Strategic Acquisitions

  • TruEra: Snowflake acquired TruEra, which provides the open-source Trulens platform for LLM evaluation and observability [00:14:10]. This acquisition is crucial for customers to evaluate and monitor their AI systems at scale, especially as they move from POCs to production [00:14:42].
  • Neva: The acquisition of Neva was instrumental, bringing in Snowflake’s CEO and contributing core technology to Cortex Search and its underlying embedding model [00:28:56].

Future of AI at Snowflake

Snowflake aims to be a leading AI platform, enabling users to interact with both structured and unstructured data using natural language [00:34:21].

  • Agents: Snowflake plans to enable agents to plug into the system, recognizing the emerging importance of agentic systems for complex workflows like BI analysis [00:32:47], [00:39:17].
  • Ecosystem Play: Leveraging its “Data Cloud” model, Snowflake makes it easy for customers to integrate and build AI applications on existing data, including third-party datasets from the financial ecosystem, ensuring governance and security [00:34:46].
  • Partnerships: Snowflake partners with model providers (e.g., Mistral, Reka, AI21) and companies offering end-to-end solutions (e.g., Landing AI) to allow applications to run securely within the Snowflake environment, accessing data directly without needing to move it [00:29:33].
  • Internal Use: Snowflake extensively uses LLMs internally for sales call summaries, employee assistants querying internal documents, and optimizing its SQL engine and Marketplace [00:30:20].

Comparison with Databricks

Snowflake differentiates itself by its “single product” ethos, aiming for highly integrated and easy-to-use AI functionalities [00:31:37]. Snowflake notably integrated AI into SQL from the outset with Cortex [00:32:49]. High quality systems like Cortex Analyst and Cortex Search, along with a strong governance foundation, are key differentiators [00:32:04].

Opportunities in AI Infrastructure

While end-to-end platforms are growing in importance, there remain significant opportunities for startups in various aspects of the AI infrastructure stack due to the market’s massive growth and ongoing innovation [00:33:33]. The inference stack, in particular, continues to see rapid advancements leading to cost reductions [00:35:52]. There is a shift towards customers wanting full end-to-end products rather than just building blocks [00:45:30].

Baris Gocken’s Insights

  • Underhyped/Overhyped: Evaluation is currently underhyped, while agents are overhyped in the short term, though they are expected to match the hype in the future [00:40:39].
  • Biggest Surprise: The core challenge of defining the exact problem to solve in text-to-SQL proved to be a critical and informative process [00:41:20].
  • Open vs.
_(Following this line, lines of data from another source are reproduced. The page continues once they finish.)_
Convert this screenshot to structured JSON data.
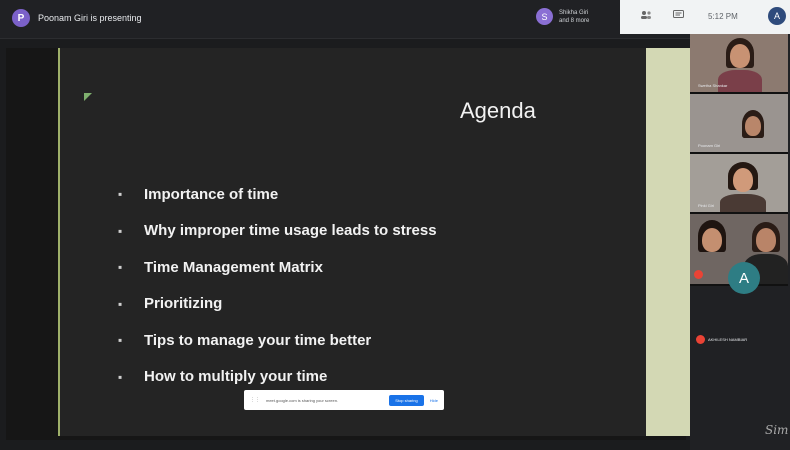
{
  "presenter": {
    "initial": "P",
    "text": "Poonam Giri is presenting"
  },
  "meeting_chip": {
    "initial": "S",
    "line1": "Shikha Giri",
    "line2": "and 8 more"
  },
  "top_controls": {
    "people_icon": "people-icon",
    "chat_icon": "chat-icon",
    "time": "5:12 PM",
    "user_initial": "A"
  },
  "slide": {
    "title": "Agenda",
    "items": [
      "Importance of time",
      "Why improper time usage leads to stress",
      "Time Management Matrix",
      "Prioritizing",
      "Tips to manage your time better",
      "How to multiply your time"
    ],
    "bullet": "▪"
  },
  "share_bar": {
    "text": "meet.google.com is sharing your screen.",
    "stop_label": "Stop sharing",
    "hide_label": "Hide"
  },
  "participants": [
    {
      "name": "Swetha Shankar"
    },
    {
      "name": "Poonam Giri"
    },
    {
      "name": "Pinki Giri"
    },
    {
      "name": ""
    }
  ],
  "avatar_participant": {
    "initial": "A",
    "name": "AKHILESH NAMBIAR"
  },
  "signature": "Sim"
}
Closed Source: Open-source models, particularly from Meta and Mistral, have been highly influential in fostering a diverse ecosystem and providing flexibility for innovation [00:42:11].
  • Exciting AI Startup: Baris is most excited about model startups like Mistral, noting their small, capable teams, rapid development, and effective awareness creation [00:42:49].
  • Personal Application Interest: Baris would build an AI application in the assistance space, focusing on “many small, specific agents” that act on users’ behalf for unique tasks, rather than broad, general-purpose assistants [00:38:29]. This requires nailing a few deep use cases rather than many small ones [00:43:54].
  • Interesting Platform: Platform companies generally present compelling opportunities in AI, as current capabilities are awaiting true platformization [00:44:51].